That's what I figured, though I wouldn't have guessed above ground was only 2.5X where underground is 10X the cost. Unless land is really expensive or really scarce or both, people will go with the cheapest option.

dbackman said...

There are also high environmental costs of massive parking lots. Via the urban heat island effect. The dark, non-reflective surface of asphalt paving absorbs solar radiation and transfers it to surrounding areas. The heat island effect can artificially elevate tempuratures up to 10 degrees in urban areas. Excessive paving also limits a site's ability to effectively shed stormwater. Instead of allowing the water to naturally infiltrate the soil, parking lots send large water volumes to our sewer systems, carrying all the contiminants that build up on the surface with them.

Russell said...

Good thoughts. Though there isn't nearly enough parking for where I want to go in Oakland. I hate having to leave Oakland to drive to the same kind of places where there actually "is" ample parking. Like the Sears downtown. Some dude earlier said there was plenty of parking around there and I'm still trying to figure out where that is. No, paid parking doesn't count (though Sears used to charge a buck for their lot).

Sometimes if feels like people are trying to make Oakland more precious of a place than is realistic. It's nice to have great walkable environments and most of that which exists in Oakland isn't anything new. It's been here for over half a century. Lakeshore, Piedmont, Grand, even Seminary and Foothill "was" a walkable center among many others.

Btw, I really miss the Super K-Mart where the Home Depot is now. The parking lot wasn't empty then. I also miss the K-Mart where the defunct EXPO sat.

dbackman said...

Certain types of programs demand high density parking. You can't really go shopping for appliances at Sears without your car. Or IKEA or anywhere that you purchase large amounts of goods. But around the Sears there are not many other programs that necessarily require a car. The need for parking varies from neighborhood to neighborhood, or even lot to lot. Even a super-walkable area like Lakeshore needs a parking lot.

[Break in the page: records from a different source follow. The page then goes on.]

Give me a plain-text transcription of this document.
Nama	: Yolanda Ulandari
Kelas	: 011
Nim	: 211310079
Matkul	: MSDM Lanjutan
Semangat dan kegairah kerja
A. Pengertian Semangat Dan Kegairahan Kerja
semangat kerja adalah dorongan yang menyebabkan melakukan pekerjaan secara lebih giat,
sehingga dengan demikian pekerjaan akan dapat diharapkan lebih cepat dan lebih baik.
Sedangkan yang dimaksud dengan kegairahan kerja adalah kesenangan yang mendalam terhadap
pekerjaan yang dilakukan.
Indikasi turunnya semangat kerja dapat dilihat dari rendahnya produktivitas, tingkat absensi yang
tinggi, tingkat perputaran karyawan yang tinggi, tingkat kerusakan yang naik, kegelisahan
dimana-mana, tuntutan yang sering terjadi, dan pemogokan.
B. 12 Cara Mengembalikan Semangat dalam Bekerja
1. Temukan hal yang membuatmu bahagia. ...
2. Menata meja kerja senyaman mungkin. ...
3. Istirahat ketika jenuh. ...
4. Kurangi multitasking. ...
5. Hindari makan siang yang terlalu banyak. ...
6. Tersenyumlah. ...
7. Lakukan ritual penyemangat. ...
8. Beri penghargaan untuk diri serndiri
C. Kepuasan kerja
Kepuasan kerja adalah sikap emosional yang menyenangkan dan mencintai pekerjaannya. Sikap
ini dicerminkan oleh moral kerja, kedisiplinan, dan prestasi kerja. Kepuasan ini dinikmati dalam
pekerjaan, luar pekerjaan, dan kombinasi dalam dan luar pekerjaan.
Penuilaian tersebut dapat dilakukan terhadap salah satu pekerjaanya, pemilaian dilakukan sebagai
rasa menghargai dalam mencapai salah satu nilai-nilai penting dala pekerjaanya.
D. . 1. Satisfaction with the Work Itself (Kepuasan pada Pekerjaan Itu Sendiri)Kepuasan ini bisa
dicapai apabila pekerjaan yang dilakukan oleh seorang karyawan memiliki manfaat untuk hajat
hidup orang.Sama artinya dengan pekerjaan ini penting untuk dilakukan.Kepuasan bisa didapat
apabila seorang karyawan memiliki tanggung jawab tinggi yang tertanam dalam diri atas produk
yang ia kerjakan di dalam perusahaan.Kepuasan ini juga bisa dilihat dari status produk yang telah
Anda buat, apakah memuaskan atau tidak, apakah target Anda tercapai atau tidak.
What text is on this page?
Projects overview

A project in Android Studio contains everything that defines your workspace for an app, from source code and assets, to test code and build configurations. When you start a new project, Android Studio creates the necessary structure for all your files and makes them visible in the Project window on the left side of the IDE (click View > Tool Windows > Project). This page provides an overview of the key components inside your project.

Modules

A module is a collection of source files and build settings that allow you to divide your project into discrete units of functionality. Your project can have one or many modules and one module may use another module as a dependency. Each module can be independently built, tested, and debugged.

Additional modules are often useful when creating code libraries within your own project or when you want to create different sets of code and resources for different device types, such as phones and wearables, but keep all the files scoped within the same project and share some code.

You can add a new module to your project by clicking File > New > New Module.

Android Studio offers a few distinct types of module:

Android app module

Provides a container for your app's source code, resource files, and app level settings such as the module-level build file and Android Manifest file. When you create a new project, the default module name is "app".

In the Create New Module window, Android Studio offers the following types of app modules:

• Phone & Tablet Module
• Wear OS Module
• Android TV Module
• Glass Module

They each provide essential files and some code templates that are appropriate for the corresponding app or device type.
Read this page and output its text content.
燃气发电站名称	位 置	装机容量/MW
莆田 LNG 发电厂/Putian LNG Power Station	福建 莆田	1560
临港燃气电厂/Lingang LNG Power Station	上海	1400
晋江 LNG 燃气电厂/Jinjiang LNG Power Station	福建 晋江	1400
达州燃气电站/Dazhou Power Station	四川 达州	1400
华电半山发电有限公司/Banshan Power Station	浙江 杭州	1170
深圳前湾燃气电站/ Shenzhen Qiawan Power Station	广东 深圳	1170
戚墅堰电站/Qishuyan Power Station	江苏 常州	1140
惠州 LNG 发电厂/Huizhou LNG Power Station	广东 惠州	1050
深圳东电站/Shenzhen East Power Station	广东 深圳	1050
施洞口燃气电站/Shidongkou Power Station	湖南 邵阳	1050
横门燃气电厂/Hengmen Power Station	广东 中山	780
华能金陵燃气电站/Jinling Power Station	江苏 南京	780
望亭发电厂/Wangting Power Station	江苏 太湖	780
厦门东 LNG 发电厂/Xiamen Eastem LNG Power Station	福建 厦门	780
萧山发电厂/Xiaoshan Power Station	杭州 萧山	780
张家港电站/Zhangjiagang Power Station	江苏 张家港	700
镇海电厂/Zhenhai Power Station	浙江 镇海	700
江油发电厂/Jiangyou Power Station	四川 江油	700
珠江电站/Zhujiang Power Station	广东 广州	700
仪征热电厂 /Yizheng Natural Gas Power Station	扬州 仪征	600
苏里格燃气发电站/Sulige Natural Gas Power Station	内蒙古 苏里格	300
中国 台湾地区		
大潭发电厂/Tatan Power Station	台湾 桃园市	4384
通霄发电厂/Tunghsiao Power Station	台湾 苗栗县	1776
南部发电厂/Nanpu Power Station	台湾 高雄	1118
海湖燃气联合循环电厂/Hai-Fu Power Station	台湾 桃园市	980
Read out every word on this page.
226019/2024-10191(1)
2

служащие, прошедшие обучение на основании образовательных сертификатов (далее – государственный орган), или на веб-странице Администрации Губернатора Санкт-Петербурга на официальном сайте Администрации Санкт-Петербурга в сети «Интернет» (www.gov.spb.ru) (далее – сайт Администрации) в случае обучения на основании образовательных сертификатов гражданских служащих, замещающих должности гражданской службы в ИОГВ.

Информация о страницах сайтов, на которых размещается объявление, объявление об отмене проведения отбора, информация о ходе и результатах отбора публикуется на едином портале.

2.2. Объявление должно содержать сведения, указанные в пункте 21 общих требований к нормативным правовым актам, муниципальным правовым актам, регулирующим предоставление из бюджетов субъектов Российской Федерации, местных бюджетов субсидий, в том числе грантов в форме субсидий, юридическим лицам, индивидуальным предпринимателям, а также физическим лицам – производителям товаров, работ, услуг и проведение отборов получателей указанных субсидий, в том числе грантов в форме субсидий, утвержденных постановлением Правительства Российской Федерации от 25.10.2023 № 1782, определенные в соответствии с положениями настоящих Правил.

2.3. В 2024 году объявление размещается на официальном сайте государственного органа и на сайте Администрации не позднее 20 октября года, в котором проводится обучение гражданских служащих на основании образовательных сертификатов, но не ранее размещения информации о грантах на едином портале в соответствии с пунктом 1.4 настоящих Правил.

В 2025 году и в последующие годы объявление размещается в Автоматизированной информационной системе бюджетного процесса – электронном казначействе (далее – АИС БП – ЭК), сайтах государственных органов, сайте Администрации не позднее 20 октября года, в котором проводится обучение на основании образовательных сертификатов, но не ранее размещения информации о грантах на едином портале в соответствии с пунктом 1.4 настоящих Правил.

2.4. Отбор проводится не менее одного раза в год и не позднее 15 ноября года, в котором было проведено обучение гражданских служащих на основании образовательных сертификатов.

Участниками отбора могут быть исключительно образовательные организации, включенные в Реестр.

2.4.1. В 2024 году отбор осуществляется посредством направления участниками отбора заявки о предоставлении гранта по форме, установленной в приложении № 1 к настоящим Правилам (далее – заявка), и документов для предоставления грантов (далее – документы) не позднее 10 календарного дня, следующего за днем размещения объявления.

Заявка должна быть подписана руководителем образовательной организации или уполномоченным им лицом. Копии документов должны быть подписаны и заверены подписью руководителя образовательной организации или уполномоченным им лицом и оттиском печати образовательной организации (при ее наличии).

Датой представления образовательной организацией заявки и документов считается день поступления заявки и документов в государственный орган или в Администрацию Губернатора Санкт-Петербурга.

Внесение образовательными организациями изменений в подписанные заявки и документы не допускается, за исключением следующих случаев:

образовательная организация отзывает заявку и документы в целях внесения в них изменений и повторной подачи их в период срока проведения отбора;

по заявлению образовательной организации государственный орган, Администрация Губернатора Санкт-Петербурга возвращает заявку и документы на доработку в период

The important thing is the density or the neighborhood and the density of the parking lot. When a parking lot sprawls across the majority of a site, as Crimson, described, it is inefficient, environmentally unfriendly and anti-urban. And its a shame that these decisions are made by developers based on the lowest-common denominator.

Because there is a pretty obvious flip side to the cost per space gradient. Sure, it's cheapest to build a surface parking lot. But it results in the lowest property value and revenue generation. When you stack the parking, you improve those factors. And when you develop a on top of the parking, underground or not, you maximize your investment. Surrounding a building with parking greatly diminishes the ability to create functional, vibrant and pleasant urban spaces, whether the building is a Burger King, a department store, or major train station.

We need more medium and high density development at key points in Oakland. These places can and should include parking, because there will always be some people and some programs that demand it. But the strip mall urbanism that caused this mess will soon be just as outdated as people's nostalgia for early 20th century Streetcar Suburbs. We have to begin building more efficiently and sustainably in America's cities. Reducing surface parking by increasing density and strengthening public transit is a really important part of creating a better Oakland.

Crimson said...

Russell said:

"Some dude earlier said there was plenty of parking around there and I'm still trying to figure out where that is. No, paid parking doesn't count."

Why doesn't paid parking count? Do you really expect parking in a downtown to be free?

Russell said...

For Sears. Hell yeah. Sears downtown is struggling. We're lucky to have them there. We should be kissing their butts. We already took away their parking (which was a dollar for as long as you wanted). All of the rest of the parking nearby is crowded, minimal and limited (meaning you have to rush the shopping experience). Sears sells things that people "need," not just what they "want." Legions of people in Oakland are not shopping at Sears downtown because of the parking situation (which they had!).